Parce qu’on ne peut pas marcher sur un lac à moitié gelé, soutient Michel Jean. «Mais si la glace est bien prise, tu peux courir dessus».
Pour l’auteur de Kukum, ce succès littéraire de 2019 qui trouve toujours sa place dans le top 10 des palmarès de ventes de livres, Wapke n’aurait pas pu être publié il y a cinq ou dix ans.
Il faut «mettre un pas devant l’autre».
«On doit se rappeler dans quel état d’esprit on était à l’époque. Lorsque tu es en haut de la montagne, tu te dis qu’elle n’était pas si pire que ça. Mais quand tu commençais à la monter, elle avait l’air très haute. […] On doit laisser le temps aux gens de lire et de développer leur goût pour ce genre-là. Changer les esprits et les mentalités, ça prend un certain temps. Il ne faut pas nécessairement aller trop vite», estime-t-il, tout en saluant l’ouverture et la curiosité que montrent aujourd’hui les lecteurs québécois.

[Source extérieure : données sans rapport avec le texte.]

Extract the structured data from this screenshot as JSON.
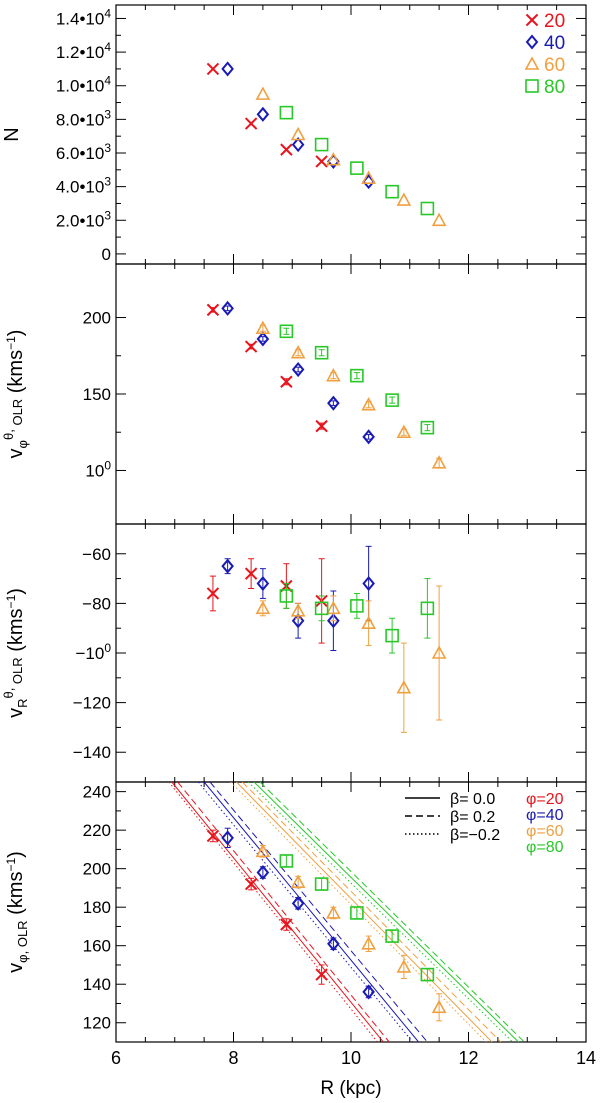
{
  "chart_data": {
    "type": "scatter",
    "shared_x": {
      "label": "R (kpc)",
      "range": [
        6,
        14
      ],
      "ticks": [
        6,
        8,
        10,
        12,
        14
      ]
    },
    "colors": {
      "20": "#e8141c",
      "40": "#1a1ab4",
      "60": "#f0a040",
      "80": "#28c828"
    },
    "panels": [
      {
        "id": "N",
        "ylabel": "N",
        "yrange": [
          -600,
          14800
        ],
        "ytick_values": [
          0,
          2000,
          4000,
          6000,
          8000,
          10000,
          12000,
          14000
        ],
        "ytick_labels": [
          "0",
          "2.0•103",
          "4.0•103",
          "6.0•103",
          "8.0•103",
          "1.0•104",
          "1.2•104",
          "1.4•104"
        ],
        "legend": [
          "20",
          "40",
          "60",
          "80"
        ],
        "series": [
          {
            "name": "20",
            "marker": "x",
            "x": [
              7.65,
              8.3,
              8.9,
              9.5
            ],
            "y": [
              11000,
              7750,
              6200,
              5500
            ],
            "err": [
              0,
              0,
              0,
              0
            ]
          },
          {
            "name": "40",
            "marker": "diamond",
            "x": [
              7.9,
              8.5,
              9.1,
              9.7,
              10.3
            ],
            "y": [
              11000,
              8300,
              6500,
              5500,
              4300
            ],
            "err": [
              0,
              0,
              0,
              0,
              0
            ]
          },
          {
            "name": "60",
            "marker": "triangle",
            "x": [
              8.5,
              9.1,
              9.7,
              10.3,
              10.9,
              11.5
            ],
            "y": [
              9500,
              7100,
              5600,
              4500,
              3200,
              2000
            ],
            "err": [
              0,
              0,
              0,
              0,
              0,
              0
            ]
          },
          {
            "name": "80",
            "marker": "square",
            "x": [
              8.9,
              9.5,
              10.1,
              10.7,
              11.3
            ],
            "y": [
              8400,
              6500,
              5100,
              3700,
              2700
            ],
            "err": [
              0,
              0,
              0,
              0,
              0
            ]
          }
        ]
      },
      {
        "id": "vphi_theta",
        "ylabel": "vφθ, OLR (kms−1)",
        "yrange": [
          65,
          235
        ],
        "ytick_values": [
          100,
          150,
          200
        ],
        "ytick_labels": [
          "100",
          "150",
          "200"
        ],
        "series": [
          {
            "name": "20",
            "marker": "x",
            "x": [
              7.65,
              8.3,
              8.9,
              9.5
            ],
            "y": [
              205,
              181,
              158,
              129
            ],
            "err": [
              1.5,
              1.5,
              2,
              2
            ]
          },
          {
            "name": "40",
            "marker": "diamond",
            "x": [
              7.9,
              8.5,
              9.1,
              9.7,
              10.3
            ],
            "y": [
              206,
              186,
              166,
              144,
              122
            ],
            "err": [
              1.5,
              1.5,
              1.5,
              1.5,
              1.5
            ]
          },
          {
            "name": "60",
            "marker": "triangle",
            "x": [
              8.5,
              9.1,
              9.7,
              10.3,
              10.9,
              11.5
            ],
            "y": [
              193,
              177,
              162,
              143,
              125,
              105
            ],
            "err": [
              2,
              2,
              2,
              2,
              2,
              3
            ]
          },
          {
            "name": "80",
            "marker": "square",
            "x": [
              8.9,
              9.5,
              10.1,
              10.7,
              11.3
            ],
            "y": [
              191,
              177,
              162,
              146,
              128
            ],
            "err": [
              2,
              2,
              2,
              2,
              2
            ]
          }
        ]
      },
      {
        "id": "vR_theta",
        "ylabel": "vRθ, OLR (kms−1)",
        "yrange": [
          -152,
          -48
        ],
        "ytick_values": [
          -140,
          -120,
          -100,
          -80,
          -60
        ],
        "ytick_labels": [
          "−140",
          "−120",
          "−100",
          "−80",
          "−60"
        ],
        "series": [
          {
            "name": "20",
            "marker": "x",
            "x": [
              7.65,
              8.3,
              8.9,
              9.5
            ],
            "y": [
              -76,
              -68,
              -73,
              -79
            ],
            "err": [
              7,
              6,
              9,
              17
            ]
          },
          {
            "name": "40",
            "marker": "diamond",
            "x": [
              7.9,
              8.5,
              9.1,
              9.7,
              10.3
            ],
            "y": [
              -65,
              -72,
              -87,
              -87,
              -72
            ],
            "err": [
              3,
              6,
              7,
              12,
              15
            ]
          },
          {
            "name": "60",
            "marker": "triangle",
            "x": [
              8.5,
              9.1,
              9.7,
              10.3,
              10.9,
              11.5
            ],
            "y": [
              -82,
              -83,
              -82,
              -88,
              -114,
              -100
            ],
            "err": [
              3,
              3,
              5,
              9,
              18,
              27
            ]
          },
          {
            "name": "80",
            "marker": "square",
            "x": [
              8.9,
              9.5,
              10.1,
              10.7,
              11.3
            ],
            "y": [
              -77,
              -82,
              -81,
              -93,
              -82
            ],
            "err": [
              5,
              5,
              5,
              7,
              12
            ]
          }
        ]
      },
      {
        "id": "vphi_olr",
        "ylabel": "vφ, OLR (kms−1)",
        "yrange": [
          110,
          245
        ],
        "ytick_values": [
          120,
          140,
          160,
          180,
          200,
          220,
          240
        ],
        "ytick_labels": [
          "120",
          "140",
          "160",
          "180",
          "200",
          "220",
          "240"
        ],
        "legend_lines": [
          "β= 0.0",
          "β= 0.2",
          "β=−0.2"
        ],
        "legend_phi": [
          "φ=20",
          "φ=40",
          "φ=60",
          "φ=80"
        ],
        "series": [
          {
            "name": "20",
            "marker": "x",
            "x": [
              7.65,
              8.3,
              8.9,
              9.5
            ],
            "y": [
              217,
              192,
              171,
              145
            ],
            "err": [
              3,
              3,
              3,
              5
            ]
          },
          {
            "name": "40",
            "marker": "diamond",
            "x": [
              7.9,
              8.5,
              9.1,
              9.7,
              10.3
            ],
            "y": [
              216,
              198,
              182,
              161,
              136
            ],
            "err": [
              5,
              3,
              3,
              3,
              3
            ]
          },
          {
            "name": "60",
            "marker": "triangle",
            "x": [
              8.5,
              9.1,
              9.7,
              10.3,
              10.9,
              11.5
            ],
            "y": [
              209,
              193,
              177,
              161,
              149,
              128
            ],
            "err": [
              3,
              3,
              3,
              4,
              6,
              7
            ]
          },
          {
            "name": "80",
            "marker": "square",
            "x": [
              8.9,
              9.5,
              10.1,
              10.7,
              11.3
            ],
            "y": [
              204,
              192,
              177,
              165,
              145
            ],
            "err": [
              3,
              3,
              3,
              3,
              3
            ]
          }
        ],
        "model_lines": [
          {
            "name": "20",
            "style": "solid",
            "x": [
              6.95,
              10.55
            ],
            "y": [
              245,
              110
            ]
          },
          {
            "name": "20",
            "style": "dashed",
            "x": [
              7.05,
              10.65
            ],
            "y": [
              245,
              110
            ]
          },
          {
            "name": "20",
            "style": "dotted",
            "x": [
              6.9,
              10.45
            ],
            "y": [
              245,
              110
            ]
          },
          {
            "name": "40",
            "style": "solid",
            "x": [
              7.5,
              11.15
            ],
            "y": [
              245,
              110
            ]
          },
          {
            "name": "40",
            "style": "dashed",
            "x": [
              7.6,
              11.3
            ],
            "y": [
              245,
              110
            ]
          },
          {
            "name": "40",
            "style": "dotted",
            "x": [
              7.4,
              11.05
            ],
            "y": [
              245,
              110
            ]
          },
          {
            "name": "60",
            "style": "solid",
            "x": [
              8.05,
              12.4
            ],
            "y": [
              245,
              110
            ]
          },
          {
            "name": "60",
            "style": "dashed",
            "x": [
              8.15,
              12.55
            ],
            "y": [
              245,
              110
            ]
          },
          {
            "name": "60",
            "style": "dotted",
            "x": [
              7.95,
              12.3
            ],
            "y": [
              245,
              110
            ]
          },
          {
            "name": "80",
            "style": "solid",
            "x": [
              8.35,
              12.85
            ],
            "y": [
              245,
              110
            ]
          },
          {
            "name": "80",
            "style": "dashed",
            "x": [
              8.45,
              12.95
            ],
            "y": [
              245,
              110
            ]
          },
          {
            "name": "80",
            "style": "dotted",
            "x": [
              8.25,
              12.75
            ],
            "y": [
              245,
              110
            ]
          }
        ]
      }
    ]
  }
}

Les quatorze auteurs publiés dans Wapke sont : Joséphine Bacon (Innue), Katia Bacon (Innue), Marie-Andrée Gill (Innue), Elisapie Isaac (Inuk), Michel Jean (Innu), Alyssa Jérôme (Innue), Natasha Kanapé Fontaine (Innue), J.D. Kurtness (Innue), Janis Ottawa (Atikamekw), Virginia Pésémapéo Bordeleau (Crie), Isabelle Picard (Wendat), Louis-Karl Picard-Sioui (Wendat), Jean Sioui (Wendat) et Cyndy Wylde (Anicinape et Atikamekw).